Undici individui dotati di poteri paranormali esplorano una misteriosa torre per fermare The End, un agente dell’apocalisse: è questo l’accattivante incipit di Lost Dimension, un RPG tattico sviluppato dallo studio Lancarse e pubblicato originariamente in Giappone da Furyu nell’estate 2014 per PlayStation 3 e PlayStation Vita. Circa un anno dopo, il titolo è arrivato anche in Occidente per le medesime piattaforme, localizzato da ATLUS USA e distribuito dall’allora partner europeo NIS.

Come vedremo in questo diario, Lost Dimension presenta delle meccaniche piuttosto particolari, che lo rendono a tutti gli effetti un titolo di nicchia; non stupisce, perciò, che sia passato abbastanza in sordina dopo il suo release occidentale. Ora, però, a più di due anni dal suo arrivo sul mercato nostrano, è Ghostlight a offrirci una seconda occasione per scoprire il gioco: Lost Dimension si aggiunge infatti alla sempre più ricca collezione di RPG nipponici sbarcati su Steam.

Il titolo arriva oggi sulla piattaforma di Valve, con un generoso sconto di lancio del 40% per la prima settimana. Vediamo quindi insieme che tipo di gioco sia Lost Dimension e, soprattutto, se valga la pena di recuperarlo in occasione di questo secondo release.

La fine è alle porte

Un misterioso terrorista che si fa chiamare The End minaccia di distruggere il mondo con un terribile attacco nucleare. Spetta a un’unità di agenti del corpo speciale SEALED il compito di fermarlo: undici individui si ritrovano perciò a investigare il Pillar, un’enigmatica torre in cui li ha invitati il nemico. Hanno tredici giorni di tempo per raggiungerne la cima e uccidere The End, altrimenti il mondo sarà spacciato: sono queste le condizioni che impone il terrorista.

Una missione fuori dal comune per persone fuori dal comune: il team SEALED è  infatti formato interamente da individui che posseggono poteri paranormali. Sho, il protagonista, è dotato di preveggenza; Yoko è telepatica, Himeno sa usare la pirocinesi, Agito il teletrasporto, e così via: ognuno ha il proprio “Gift”, motivo per il quale sono stati reclutati per far parte di quest’unità.
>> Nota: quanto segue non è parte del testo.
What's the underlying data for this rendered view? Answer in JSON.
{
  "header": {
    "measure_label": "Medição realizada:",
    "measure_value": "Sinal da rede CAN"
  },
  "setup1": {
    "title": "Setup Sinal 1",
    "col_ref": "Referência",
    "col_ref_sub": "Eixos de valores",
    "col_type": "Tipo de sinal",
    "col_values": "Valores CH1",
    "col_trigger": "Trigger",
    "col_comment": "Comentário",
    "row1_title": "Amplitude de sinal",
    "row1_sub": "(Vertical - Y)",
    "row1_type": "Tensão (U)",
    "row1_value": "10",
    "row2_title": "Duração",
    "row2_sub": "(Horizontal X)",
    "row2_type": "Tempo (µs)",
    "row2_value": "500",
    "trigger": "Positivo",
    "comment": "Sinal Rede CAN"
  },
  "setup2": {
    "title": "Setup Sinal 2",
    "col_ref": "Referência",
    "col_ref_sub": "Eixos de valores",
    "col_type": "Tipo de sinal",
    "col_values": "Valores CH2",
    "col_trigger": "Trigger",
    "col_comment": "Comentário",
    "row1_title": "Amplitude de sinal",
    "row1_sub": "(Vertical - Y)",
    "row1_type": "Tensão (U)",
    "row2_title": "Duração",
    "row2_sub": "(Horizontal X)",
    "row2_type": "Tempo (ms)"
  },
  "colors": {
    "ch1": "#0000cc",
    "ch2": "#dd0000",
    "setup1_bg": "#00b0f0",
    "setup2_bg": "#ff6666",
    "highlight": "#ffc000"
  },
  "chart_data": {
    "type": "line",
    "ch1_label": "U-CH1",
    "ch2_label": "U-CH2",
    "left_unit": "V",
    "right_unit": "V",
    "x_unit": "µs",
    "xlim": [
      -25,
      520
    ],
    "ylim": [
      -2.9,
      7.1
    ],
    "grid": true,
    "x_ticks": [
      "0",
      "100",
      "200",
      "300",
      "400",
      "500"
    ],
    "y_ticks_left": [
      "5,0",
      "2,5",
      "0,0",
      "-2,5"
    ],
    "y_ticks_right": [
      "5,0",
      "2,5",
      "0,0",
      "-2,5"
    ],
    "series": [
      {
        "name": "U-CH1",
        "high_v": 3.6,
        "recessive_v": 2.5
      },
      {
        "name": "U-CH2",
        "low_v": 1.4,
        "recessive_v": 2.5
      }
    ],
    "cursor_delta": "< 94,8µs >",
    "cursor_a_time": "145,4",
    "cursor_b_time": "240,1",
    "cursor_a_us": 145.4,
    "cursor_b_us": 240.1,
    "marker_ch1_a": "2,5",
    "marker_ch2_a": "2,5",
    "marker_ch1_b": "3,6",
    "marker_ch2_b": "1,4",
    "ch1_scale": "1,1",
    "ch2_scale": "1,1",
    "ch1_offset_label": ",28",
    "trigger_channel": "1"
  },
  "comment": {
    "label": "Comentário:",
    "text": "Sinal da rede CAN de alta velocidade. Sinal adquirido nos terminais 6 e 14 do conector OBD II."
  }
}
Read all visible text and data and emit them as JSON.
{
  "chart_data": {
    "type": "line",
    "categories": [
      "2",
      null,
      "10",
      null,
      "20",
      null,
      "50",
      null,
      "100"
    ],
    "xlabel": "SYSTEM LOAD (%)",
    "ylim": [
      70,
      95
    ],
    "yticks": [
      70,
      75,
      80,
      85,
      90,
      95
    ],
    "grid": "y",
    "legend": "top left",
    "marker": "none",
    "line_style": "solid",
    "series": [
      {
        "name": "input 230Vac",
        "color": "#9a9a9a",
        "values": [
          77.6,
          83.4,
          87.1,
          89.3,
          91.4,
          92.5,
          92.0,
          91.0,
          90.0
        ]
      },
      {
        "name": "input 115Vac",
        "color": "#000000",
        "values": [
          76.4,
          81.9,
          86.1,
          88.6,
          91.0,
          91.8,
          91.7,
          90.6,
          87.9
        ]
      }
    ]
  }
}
Tuttavia, sin da subito, Sho e gli altri si rendono conto che qualcosa non quadra: i loro ricordi su come siano arrivati all’interno del Pillar sono piuttosto vaghi, e ad affiancarli avrebbero dovuto esserci agenti più esperti, che però mancano all’appello. A complicare ulteriormente le cose c’è l’inevitabile clima di sfiducia che si instaura all’interno della squadra, dato che, come li informa presto The End, tra loro si nascondono dei traditori. Per avanzare di piano in piano e raggiungere la cima della torre, i membri del SEALED devono tassativamente sottoporsi a una fase di giudizio in cui votare i presunti traditori: a chi riceve il maggior numero di voti spetta la terribile sorte di essere letteralmente cancellato.

L’impossibilità di fidarsi dei compagni rimasti e il senso di colpa per quelli eliminati lacerano presto la squadra, mentre The End sembra avere la situazione del tutto sotto controllo. Il dubbio sorge quindi spontaneo: Sho e i suoi compagni sono davvero parte attiva di una missione volta a fermare il terrorista, oppure, al contrario, vittime di un gioco perverso organizzato dal villain

È questo lo spirito giusto!

Questo clima di sospetto generale, unito alle tinte sci-fi del setting, riesce a tenere alta l’attenzione del giocatore anche con una trama che, per la maggior parte del gioco, fa da cornice all’azione più che da motore degli eventi. Lost Dimension, infatti, non è un titolo story driven: il suo punto di forza è piuttosto il gameplay e si ha l’impressione che la storia sia stata concepita per essere funzionale alle sue meccaniche più innovative, ossia la caccia ai traditori e l’utilizzo dei Gift. Ciò non significa che il gioco non abbia una trama dotata di spunti interessanti: semplicemente, non aspettatevi un RPG con lunghe cutscene e dialoghi approfonditi, perché in Lost Dimension gli eventi vanno piuttosto ricostruiti mettendo insieme tasselli che si possono recuperare giocando. Molti documenti che chiariscono le premesse, inizialmente fumose, della missione del team SEALED possono essere recuperati solo durante il New Game+; e, del resto, per sbloccare il true ending e ottenere una conclusione più soddisfacente alla storia, è comunque necessario completare il gioco almeno due volte.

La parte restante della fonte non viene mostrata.